Jackson continued to support grassroots social movements after his last presidential run in 1988. Jackson continues to walk the picket lines to support striking teachers, airline workers, government workers, tech workers, and he continues to support worker efforts to collective bargaining. Jackson continues to support efforts like Farm Aid to help struggling farmers. He continues to advocate for the LGBTQ community. Jackson continues to advocate for all minority communities, especially in the areas of criminal justice reform, economic justice and racial equality.
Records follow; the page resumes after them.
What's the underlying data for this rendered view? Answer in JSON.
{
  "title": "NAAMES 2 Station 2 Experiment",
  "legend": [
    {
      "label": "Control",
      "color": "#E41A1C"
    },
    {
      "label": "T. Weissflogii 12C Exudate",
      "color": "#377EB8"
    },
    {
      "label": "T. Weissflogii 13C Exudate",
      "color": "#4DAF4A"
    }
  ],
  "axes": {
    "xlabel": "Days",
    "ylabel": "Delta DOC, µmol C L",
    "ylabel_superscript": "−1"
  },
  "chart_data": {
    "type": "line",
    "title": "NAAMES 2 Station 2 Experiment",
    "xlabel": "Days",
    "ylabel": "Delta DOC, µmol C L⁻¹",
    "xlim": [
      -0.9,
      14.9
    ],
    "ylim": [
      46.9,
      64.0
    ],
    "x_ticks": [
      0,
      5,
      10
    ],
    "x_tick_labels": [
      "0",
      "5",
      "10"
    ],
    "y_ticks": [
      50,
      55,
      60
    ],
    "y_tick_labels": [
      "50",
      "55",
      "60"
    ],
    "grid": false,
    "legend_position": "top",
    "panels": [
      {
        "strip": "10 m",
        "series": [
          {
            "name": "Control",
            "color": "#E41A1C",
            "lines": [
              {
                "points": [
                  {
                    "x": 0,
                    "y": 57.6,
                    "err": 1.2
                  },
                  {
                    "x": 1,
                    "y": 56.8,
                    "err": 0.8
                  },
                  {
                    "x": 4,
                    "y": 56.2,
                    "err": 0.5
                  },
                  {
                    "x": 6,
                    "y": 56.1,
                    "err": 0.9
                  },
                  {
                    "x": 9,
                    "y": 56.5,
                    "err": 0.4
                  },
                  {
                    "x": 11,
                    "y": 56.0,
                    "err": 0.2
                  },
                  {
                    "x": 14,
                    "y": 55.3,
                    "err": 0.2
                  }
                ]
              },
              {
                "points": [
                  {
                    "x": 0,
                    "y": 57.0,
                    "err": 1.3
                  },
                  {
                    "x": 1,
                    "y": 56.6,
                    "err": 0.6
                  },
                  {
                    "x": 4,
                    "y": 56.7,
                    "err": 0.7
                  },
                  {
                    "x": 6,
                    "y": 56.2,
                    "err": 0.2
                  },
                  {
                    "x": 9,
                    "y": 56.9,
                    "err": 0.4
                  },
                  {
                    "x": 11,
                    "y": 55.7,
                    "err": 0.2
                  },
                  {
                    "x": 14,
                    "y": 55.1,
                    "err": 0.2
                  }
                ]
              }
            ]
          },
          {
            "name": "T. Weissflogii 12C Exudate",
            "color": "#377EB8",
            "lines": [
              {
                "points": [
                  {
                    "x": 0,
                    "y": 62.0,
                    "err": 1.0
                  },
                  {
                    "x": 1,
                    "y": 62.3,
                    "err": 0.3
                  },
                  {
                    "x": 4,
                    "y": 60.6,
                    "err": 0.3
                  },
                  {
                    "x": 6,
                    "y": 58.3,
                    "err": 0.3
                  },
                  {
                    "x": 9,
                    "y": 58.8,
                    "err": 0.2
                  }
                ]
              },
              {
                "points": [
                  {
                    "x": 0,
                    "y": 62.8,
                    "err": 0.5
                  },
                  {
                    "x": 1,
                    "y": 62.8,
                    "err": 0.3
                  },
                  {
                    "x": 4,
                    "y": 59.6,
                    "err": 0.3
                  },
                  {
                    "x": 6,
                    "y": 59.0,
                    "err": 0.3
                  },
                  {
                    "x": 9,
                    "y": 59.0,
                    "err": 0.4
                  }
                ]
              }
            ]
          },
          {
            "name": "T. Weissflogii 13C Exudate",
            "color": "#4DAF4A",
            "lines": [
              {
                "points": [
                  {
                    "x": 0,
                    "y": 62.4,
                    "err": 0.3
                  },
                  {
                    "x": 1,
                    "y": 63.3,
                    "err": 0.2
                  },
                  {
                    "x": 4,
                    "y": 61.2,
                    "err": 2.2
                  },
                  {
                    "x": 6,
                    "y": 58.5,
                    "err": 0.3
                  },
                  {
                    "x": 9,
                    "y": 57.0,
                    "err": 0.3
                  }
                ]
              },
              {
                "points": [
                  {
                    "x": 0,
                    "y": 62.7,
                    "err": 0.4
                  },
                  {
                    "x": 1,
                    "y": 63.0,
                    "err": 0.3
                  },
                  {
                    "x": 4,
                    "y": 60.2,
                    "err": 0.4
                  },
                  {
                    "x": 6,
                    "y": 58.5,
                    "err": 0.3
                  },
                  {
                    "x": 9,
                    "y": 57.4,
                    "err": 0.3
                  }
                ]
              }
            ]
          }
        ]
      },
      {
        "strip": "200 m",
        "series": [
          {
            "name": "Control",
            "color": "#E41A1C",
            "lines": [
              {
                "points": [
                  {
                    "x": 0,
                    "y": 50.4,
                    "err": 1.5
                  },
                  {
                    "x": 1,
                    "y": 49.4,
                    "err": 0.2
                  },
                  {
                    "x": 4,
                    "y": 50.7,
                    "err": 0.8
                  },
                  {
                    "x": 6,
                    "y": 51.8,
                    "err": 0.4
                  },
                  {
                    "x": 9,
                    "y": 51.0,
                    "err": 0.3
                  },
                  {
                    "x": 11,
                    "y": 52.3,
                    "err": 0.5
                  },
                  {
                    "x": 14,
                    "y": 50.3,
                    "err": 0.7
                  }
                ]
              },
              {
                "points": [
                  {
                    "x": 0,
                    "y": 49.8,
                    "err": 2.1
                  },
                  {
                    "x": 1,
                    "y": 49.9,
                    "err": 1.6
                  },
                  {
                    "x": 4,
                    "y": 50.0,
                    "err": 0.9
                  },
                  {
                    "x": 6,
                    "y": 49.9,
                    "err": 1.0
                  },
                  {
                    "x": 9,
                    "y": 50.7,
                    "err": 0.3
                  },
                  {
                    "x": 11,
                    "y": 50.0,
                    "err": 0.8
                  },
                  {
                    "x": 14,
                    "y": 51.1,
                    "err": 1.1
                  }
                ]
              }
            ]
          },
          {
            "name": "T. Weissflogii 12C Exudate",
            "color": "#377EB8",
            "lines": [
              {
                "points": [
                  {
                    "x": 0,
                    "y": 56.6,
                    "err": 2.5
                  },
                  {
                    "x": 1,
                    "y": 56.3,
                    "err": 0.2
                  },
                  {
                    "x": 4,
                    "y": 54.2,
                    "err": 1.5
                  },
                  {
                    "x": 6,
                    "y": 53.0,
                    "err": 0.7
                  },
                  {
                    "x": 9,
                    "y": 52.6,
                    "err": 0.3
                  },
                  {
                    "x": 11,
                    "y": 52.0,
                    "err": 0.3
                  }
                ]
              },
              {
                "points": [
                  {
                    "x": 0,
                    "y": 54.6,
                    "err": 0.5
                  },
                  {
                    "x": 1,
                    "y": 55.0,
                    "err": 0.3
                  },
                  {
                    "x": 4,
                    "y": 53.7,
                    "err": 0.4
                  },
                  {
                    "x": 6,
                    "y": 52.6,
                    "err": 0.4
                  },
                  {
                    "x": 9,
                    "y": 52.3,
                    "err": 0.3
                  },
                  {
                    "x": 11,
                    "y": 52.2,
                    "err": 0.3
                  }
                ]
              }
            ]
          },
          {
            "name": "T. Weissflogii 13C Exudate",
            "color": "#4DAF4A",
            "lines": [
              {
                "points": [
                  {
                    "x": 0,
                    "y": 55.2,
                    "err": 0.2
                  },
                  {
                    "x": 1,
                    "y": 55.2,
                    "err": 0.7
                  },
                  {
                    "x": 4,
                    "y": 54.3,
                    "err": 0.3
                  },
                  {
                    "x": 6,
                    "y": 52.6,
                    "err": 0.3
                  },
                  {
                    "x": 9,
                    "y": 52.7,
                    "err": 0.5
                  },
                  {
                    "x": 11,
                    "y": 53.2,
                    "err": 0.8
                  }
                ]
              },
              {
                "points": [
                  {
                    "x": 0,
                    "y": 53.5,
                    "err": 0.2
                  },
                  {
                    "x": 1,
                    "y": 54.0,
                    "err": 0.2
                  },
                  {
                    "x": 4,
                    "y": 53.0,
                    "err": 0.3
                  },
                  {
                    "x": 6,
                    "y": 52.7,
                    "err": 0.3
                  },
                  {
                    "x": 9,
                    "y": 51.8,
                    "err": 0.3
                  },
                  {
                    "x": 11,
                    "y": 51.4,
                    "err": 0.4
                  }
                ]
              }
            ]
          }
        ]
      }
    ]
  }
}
I read a New Republic article recently urging Sanders supporters to organize and stay involved in grassroots social movements. It is good advice. I think the importance of progressive leaders is not that we should have blind loyalty towards the leader or see them as having all the answers. No leader is perfect and no leader deserves that kind of blind loyalty. Progressives should avoid the kind of cult of personality trap that currently surrounds Donald Trump and handicaps a sane conservative movement. The importance of leaders like Jesse Jackson, Bernie Sanders, Elizabeth Warren, Robert F. Kennedy, Martin Luther King Jr., Eugene Debs, or others is their ability to inspire their supporters to get involved in social movements and the political process. The best leaders inspire communities that had lost hope to believe in themselves again, to find their own voices and fight for their rights.